Why? To tell you the truth, I don't know. One can look at it and say that perhaps the nursery rhyme is an allegory for his entire situation. He is, metaphorically and physically, on a wall, ready to fall, and if he does there will be no kings men, nor horses, nor government agency, that will be able to put him back together. The entire the movie is full of these one-liners that have no point except to perhaps relieve the crowd's tension or allegorically clue the audience into a deeper sides of action movie screenwriters. And they make this movie.

Well them and the explosions. There are some great explosions; lots of cars exploding and flipping and totally causing another car to explode.

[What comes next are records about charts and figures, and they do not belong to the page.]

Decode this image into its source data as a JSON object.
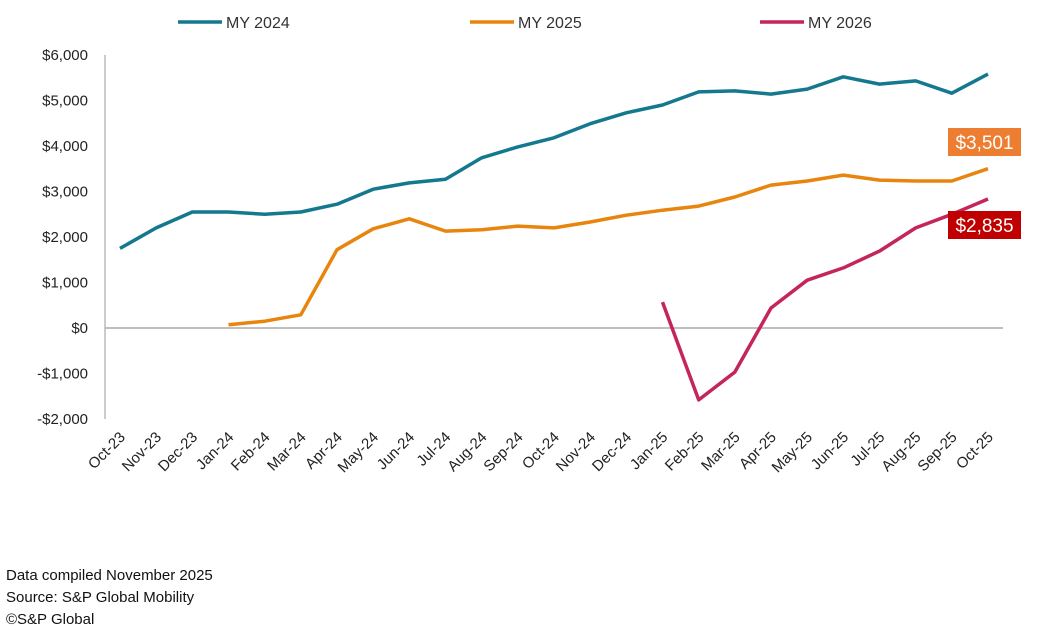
{
  "chart_data": {
    "type": "line",
    "categories": [
      "Oct-23",
      "Nov-23",
      "Dec-23",
      "Jan-24",
      "Feb-24",
      "Mar-24",
      "Apr-24",
      "May-24",
      "Jun-24",
      "Jul-24",
      "Aug-24",
      "Sep-24",
      "Oct-24",
      "Nov-24",
      "Dec-24",
      "Jan-25",
      "Feb-25",
      "Mar-25",
      "Apr-25",
      "May-25",
      "Jun-25",
      "Jul-25",
      "Aug-25",
      "Sep-25",
      "Oct-25"
    ],
    "ylim": [
      -2000,
      6000
    ],
    "yticks": [
      -2000,
      -1000,
      0,
      1000,
      2000,
      3000,
      4000,
      5000,
      6000
    ],
    "ytick_labels": [
      "-$2,000",
      "-$1,000",
      "$0",
      "$1,000",
      "$2,000",
      "$3,000",
      "$4,000",
      "$5,000",
      "$6,000"
    ],
    "grid": false,
    "legend": "top",
    "series": [
      {
        "name": "MY 2024",
        "color": "#14788F",
        "values": [
          1750,
          2200,
          2550,
          2550,
          2500,
          2550,
          2720,
          3050,
          3190,
          3270,
          3740,
          3980,
          4180,
          4490,
          4730,
          4900,
          5190,
          5210,
          5140,
          5250,
          5520,
          5360,
          5430,
          5160,
          5580
        ]
      },
      {
        "name": "MY 2025",
        "color": "#E8850E",
        "values": [
          null,
          null,
          null,
          70,
          150,
          290,
          1720,
          2180,
          2400,
          2130,
          2160,
          2240,
          2200,
          2330,
          2480,
          2590,
          2680,
          2880,
          3140,
          3230,
          3360,
          3250,
          3230,
          3230,
          3501
        ]
      },
      {
        "name": "MY 2026",
        "color": "#C4255A",
        "values": [
          null,
          null,
          null,
          null,
          null,
          null,
          null,
          null,
          null,
          null,
          null,
          null,
          null,
          null,
          null,
          570,
          -1580,
          -970,
          440,
          1050,
          1320,
          1690,
          2200,
          2500,
          2835
        ]
      }
    ],
    "annotations": [
      {
        "text": "$3,501",
        "series": "MY 2025",
        "color": "#ED7D31"
      },
      {
        "text": "$2,835",
        "series": "MY 2026",
        "color": "#C00000"
      }
    ]
  },
  "footer": {
    "line1": "Data compiled November 2025",
    "line2": "Source: S&P Global Mobility",
    "line3": "©S&P Global"
  }
}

On top of the explosions, there are falling endangered animals, enflamed helicopters, and one (only one, I was disappointed) slow-motion shot from below an impossible jump.

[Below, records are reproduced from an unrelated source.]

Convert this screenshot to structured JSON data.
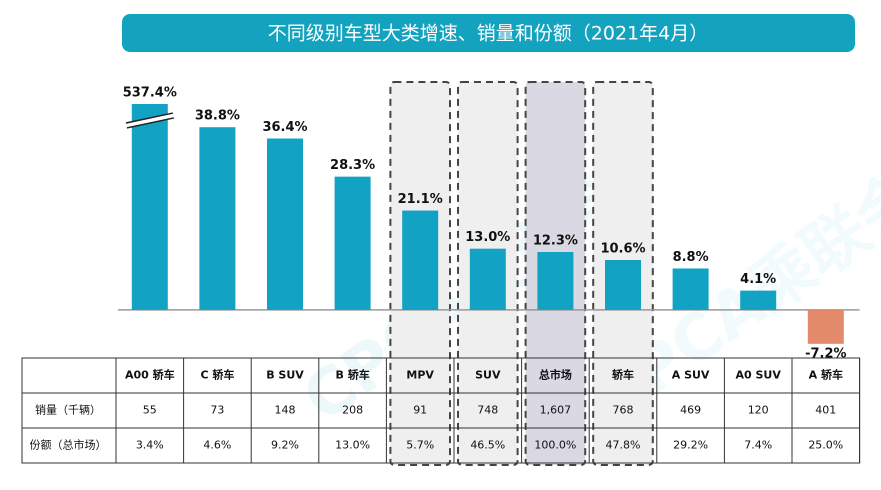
{
  "chart_data": {
    "type": "bar",
    "title": "不同级别车型大类增速、销量和份额（2021年4月）",
    "categories": [
      "A00 轿车",
      "C 轿车",
      "B SUV",
      "B 轿车",
      "MPV",
      "SUV",
      "总市场",
      "轿车",
      "A SUV",
      "A0 SUV",
      "A 轿车"
    ],
    "values": [
      537.4,
      38.8,
      36.4,
      28.3,
      21.1,
      13.0,
      12.3,
      10.6,
      8.8,
      4.1,
      -7.2
    ],
    "value_labels": [
      "537.4%",
      "38.8%",
      "36.4%",
      "28.3%",
      "21.1%",
      "13.0%",
      "12.3%",
      "10.6%",
      "8.8%",
      "4.1%",
      "-7.2%"
    ],
    "color": "#12a2c4",
    "negative_color": "#e38a6a",
    "ylim": [
      -10,
      45
    ],
    "axis_break": true
  },
  "table": {
    "rows": [
      {
        "label": "销量（千辆）",
        "values": [
          "55",
          "73",
          "148",
          "208",
          "91",
          "748",
          "1,607",
          "768",
          "469",
          "120",
          "401"
        ]
      },
      {
        "label": "份额（总市场）",
        "values": [
          "3.4%",
          "4.6%",
          "9.2%",
          "13.0%",
          "5.7%",
          "46.5%",
          "100.0%",
          "47.8%",
          "29.2%",
          "7.4%",
          "25.0%"
        ]
      }
    ]
  },
  "watermark": "CPCA乘联会"
}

There are lots of women who get beat up throughout the movie (all of them are brunettes and all of them kind of look like an actress but aren't) and there are two (count them two!) suspensions! You know, when Ethan hangs like a spider from the ceiling. Two of them!

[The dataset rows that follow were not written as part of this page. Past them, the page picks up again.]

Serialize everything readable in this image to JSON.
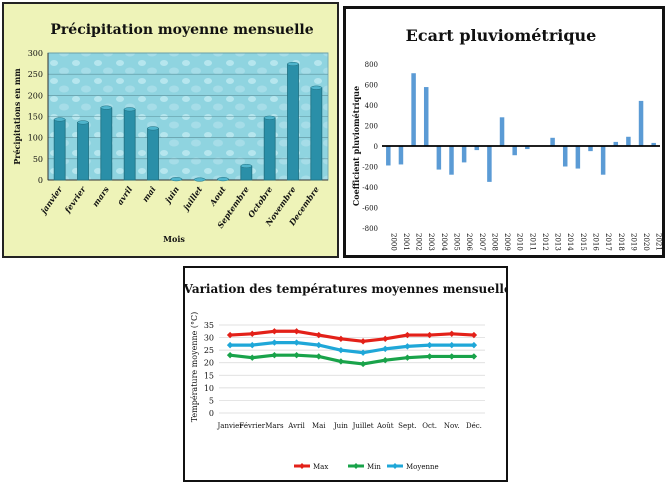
{
  "chart_data": [
    {
      "type": "bar",
      "title": "Précipitation moyenne mensuelle",
      "xlabel": "Mois",
      "ylabel": "Précipitations en mm",
      "ylim": [
        0,
        300
      ],
      "yticks": [
        0,
        50,
        100,
        150,
        200,
        250,
        300
      ],
      "categories": [
        "janvier",
        "fevrier",
        "mars",
        "avril",
        "mai",
        "juin",
        "juillet",
        "Aout",
        "Septembre",
        "Octobre",
        "Novembre",
        "Decembre"
      ],
      "values": [
        143,
        136,
        171,
        167,
        122,
        2,
        1,
        2,
        33,
        147,
        274,
        218
      ],
      "colors": {
        "bar": "#2a8fa8",
        "plot_bg": "#8fd4e0",
        "panel_bg": "#eef3b8",
        "border": "#1f6f80"
      },
      "grid": true
    },
    {
      "type": "bar",
      "title": "Ecart pluviométrique",
      "ylabel": "Coefficient pluviométrique",
      "ylim": [
        -800,
        800
      ],
      "yticks": [
        -800,
        -600,
        -400,
        -200,
        0,
        200,
        400,
        600,
        800
      ],
      "categories": [
        "2000",
        "2001",
        "2002",
        "2003",
        "2004",
        "2005",
        "2006",
        "2007",
        "2008",
        "2009",
        "2010",
        "2011",
        "2012",
        "2013",
        "2014",
        "2015",
        "2016",
        "2017",
        "2018",
        "2019",
        "2020",
        "2021"
      ],
      "values": [
        -190,
        -180,
        710,
        575,
        -230,
        -280,
        -160,
        -40,
        -350,
        280,
        -90,
        -30,
        0,
        80,
        -200,
        -220,
        -50,
        -280,
        40,
        90,
        440,
        30
      ],
      "colors": {
        "bar": "#5b9bd5"
      },
      "grid": false
    },
    {
      "type": "line",
      "title": "Variation des températures moyennes mensuelles",
      "ylabel": "Température moyenne (°C)",
      "ylim": [
        0,
        35
      ],
      "yticks": [
        0,
        5,
        10,
        15,
        20,
        25,
        30,
        35
      ],
      "categories": [
        "Janvier",
        "Février",
        "Mars",
        "Avril",
        "Mai",
        "Juin",
        "Juillet",
        "Août",
        "Sept.",
        "Oct.",
        "Nov.",
        "Déc."
      ],
      "series": [
        {
          "name": "Max",
          "values": [
            31,
            31.5,
            32.5,
            32.5,
            31,
            29.5,
            28.5,
            29.5,
            31,
            31,
            31.5,
            31
          ],
          "color": "#e32119"
        },
        {
          "name": "Min",
          "values": [
            23,
            22,
            23,
            23,
            22.5,
            20.5,
            19.5,
            21,
            22,
            22.5,
            22.5,
            22.5
          ],
          "color": "#19a34a"
        },
        {
          "name": "Moyenne",
          "values": [
            27,
            27,
            28,
            28,
            27,
            25,
            24,
            25.5,
            26.5,
            27,
            27,
            27
          ],
          "color": "#1fa7d8"
        }
      ],
      "legend_position": "bottom",
      "grid": true
    }
  ]
}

There are some great stereotypes (another requirement of the large scale action movie). There's the big, gruff, heart-of-gold black man (he gets a good amount of the witty one-liners). There's the bumbling, techy Brit who rambles on (like we know all Brits do) about his studies at Oxford and makes vaguely British jokes that would be funny to any true British comedy follower but remain merely palatable for the average American (no offense). There's the all-purpose hot Asian who sluts herself out for the sake of the force. There's even the table full of silent, card-playing, aged Chinese men! So necessary.

To end, I'll remark on some of the things this movie made me question and some things that it made me realize.

1) I am a tad bit paranoid. I kept being afraid that the film was brain washing me into being a scientologist (there is a long speech at the end that is suspiciously patriotic, but not quite in the way I want to be, rather in the way that says give money to free the alien inside of you).

2) Where are all of these empty warehouses and electrical plants and why can't I own one?

3) I am getting old. Throughout the movie I would respond to Cruise's risky, life-threatening decisions not with a high five to my fellow moviegoers or a "hell yah," but a desire to see him choose the logical path and head back to the party where he would have a perfectly mundane conversation about traffic patterns and then a nice calm life. I would watch that. How sad is that?

4) I've decided to learn how to read lips. If you have any knowledge of how I would go about doing this, please contact me. Screw school, I'm going to be an agent for the Impossible Missions Force (yeah, that's what IMF is ... somebody got tired, I guess, and couldn't think of a better acronym).

Rating: Three fourths of a "Broken Arrow." Worth $10 plus a couple extra for popcorn to eat when under stress.